La chose publique m’a toujours passionné. J’ai adhéré au RPR à l’âge de 18 ans et puis, en 1995, j’ai participé à la campagne de Jacques Chirac. Par la suite, j’ai été hélas très déçu. J’ai alors rejoint l’UDF, puis le Nouveau Centre en 2007 et enfin l’UDI, dont je suis membre du bureau politique national depuis l’année dernière.
Au delà des hommes, ma conception profonde de l’organisation est vraiment centriste. La définition qu’on en donne à l’UDI est à la fois humaniste et fédéraliste. Depuis l’époque où je faisais mes études – à Munich – j’ai toujours été tourné vers l’Europe. Je prône un fédéralisme non pas idéologique, mais pragmatique.
Par exemple, je suis convaincu que si nous avions un ministre de l’économie pour la zone euro, nous serions beaucoup plus forts, bien plus en mesure d’imposer nos normes, y compris aux Etats-Unis.
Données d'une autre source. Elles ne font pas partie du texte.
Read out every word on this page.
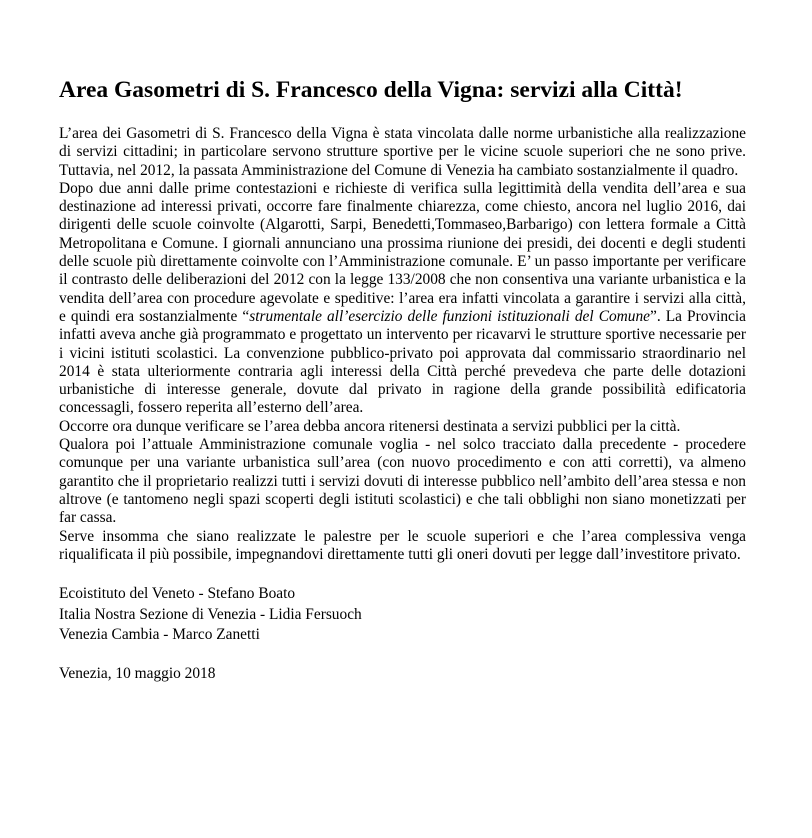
Area Gasometri di S. Francesco della Vigna: servizi alla Città!

L’area dei Gasometri di S. Francesco della Vigna è stata vincolata dalle norme urbanistiche alla realizzazione di servizi cittadini; in particolare servono strutture sportive per le vicine scuole superiori che ne sono prive. Tuttavia, nel 2012, la passata Amministrazione del Comune di Venezia ha cambiato sostanzialmente il quadro.

Dopo due anni dalle prime contestazioni e richieste di verifica sulla legittimità della vendita dell’area e sua destinazione ad interessi privati, occorre fare finalmente chiarezza, come chiesto, ancora nel luglio 2016, dai dirigenti delle scuole coinvolte (Algarotti, Sarpi, Benedetti,Tommaseo,Barbarigo) con lettera formale a Città Metropolitana e Comune. I giornali annunciano una prossima riunione dei presidi, dei docenti e degli studenti delle scuole più direttamente coinvolte con l’Amministrazione comunale. E’ un passo importante per verificare il contrasto delle deliberazioni del 2012 con la legge 133/2008 che non consentiva una variante urbanistica e la vendita dell’area con procedure agevolate e speditive: l’area era infatti vincolata a garantire i servizi alla città, e quindi era sostanzialmente “strumentale all’esercizio delle funzioni istituzionali del Comune”. La Provincia infatti aveva anche già programmato e progettato un intervento per ricavarvi le strutture sportive necessarie per i vicini istituti scolastici. La convenzione pubblico-privato poi approvata dal commissario straordinario nel 2014 è stata ulteriormente contraria agli interessi della Città perché prevedeva che parte delle dotazioni urbanistiche di interesse generale, dovute dal privato in ragione della grande possibilità edificatoria concessagli, fossero reperita all’esterno dell’area.

Occorre ora dunque verificare se l’area debba ancora ritenersi destinata a servizi pubblici per la città.

Qualora poi l’attuale Amministrazione comunale voglia - nel solco tracciato dalla precedente - procedere comunque per una variante urbanistica sull’area (con nuovo procedimento e con atti corretti), va almeno garantito che il proprietario realizzi tutti i servizi dovuti di interesse pubblico nell’ambito dell’area stessa e non altrove (e tantomeno negli spazi scoperti degli istituti scolastici) e che tali obblighi non siano monetizzati per far cassa.

Serve insomma che siano realizzate le palestre per le scuole superiori e che l’area complessiva venga riqualificata il più possibile, impegnandovi direttamente tutti gli oneri dovuti per legge dall’investitore privato.

Ecoistituto del Veneto - Stefano Boato

Italia Nostra Sezione di Venezia - Lidia Fersuoch

Venezia Cambia - Marco Zanetti

Venezia, 10 maggio 2018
Je me suis investi en politique car je ne voulais pas rester, en tant qu’entrepreneur, à me dire que si j’étais à leur place, je ferais mieux. A un moment donné, il faut passer à l’action.
Les chefs d’entreprise doivent s’investir en politique, ne pas attendre d’arriver à la retraite pour cela. C’est vrai que ça demande énormément de temps et un investissement sur le long terme. C’est difficile à gérer, d’autant plus qu’une collectivité n’est pas une entreprise, les rythmes ne sont pas les mêmes. Changer le sens de circulation d’une rue, par exemple, peut prendre plus d’un an, du fait des multiples procédures.
Il y a souvent un manque de pragmatisme et d’efficacité en politique qui explique aussi beaucoup de nos difficultés. Pour changer les choses, les membres de la société civile et notamment les chefs d’entreprise ne doivent pas attendre qu’on leur laisse des places, ils doivent les prendre eux-mêmes.
En tant qu’adjoint au maire du 9e arrondissement de Paris, vous êtes délégué, entre autres, à l’attractivité économique et au tourisme. Dans quelles proportions la vague d’attentats que nous subissons impacte-t-elle ce secteur ?
Le tourisme est une source potentielle de croissance très importante à Paris. Dans mon arrondissement, au lendemain du 13 novembre, il y a eu entre 35 et 50% de réservations en moins dans les restaurants et les hôtels. Aujourd’hui, c’est toujours loin d’être complet. Cela pose un vrai souci pour la pérennité de ces établissements. D’autant que les hôtels se vendent très cher, il y a une vraie bulle spéculative à ce niveau.
Tous les nouveaux repreneurs se retrouvent maintenant très endettés et même un taux de remplissage à 70 ou 80% peut ne pas suffire à rembourser leurs emprunts. On va donc assister, je le crains, à une vague de dépôts de bilan. Et puis dans le 9e, nous avons aussi les Galeries Lafayette, le Printemps, dont les fréquentations ont diminué. D’une façon générale, nous attirons un tourisme moins haut de gamme avec un ticket moyen de dépense en baisse. Il faut redresser la barre.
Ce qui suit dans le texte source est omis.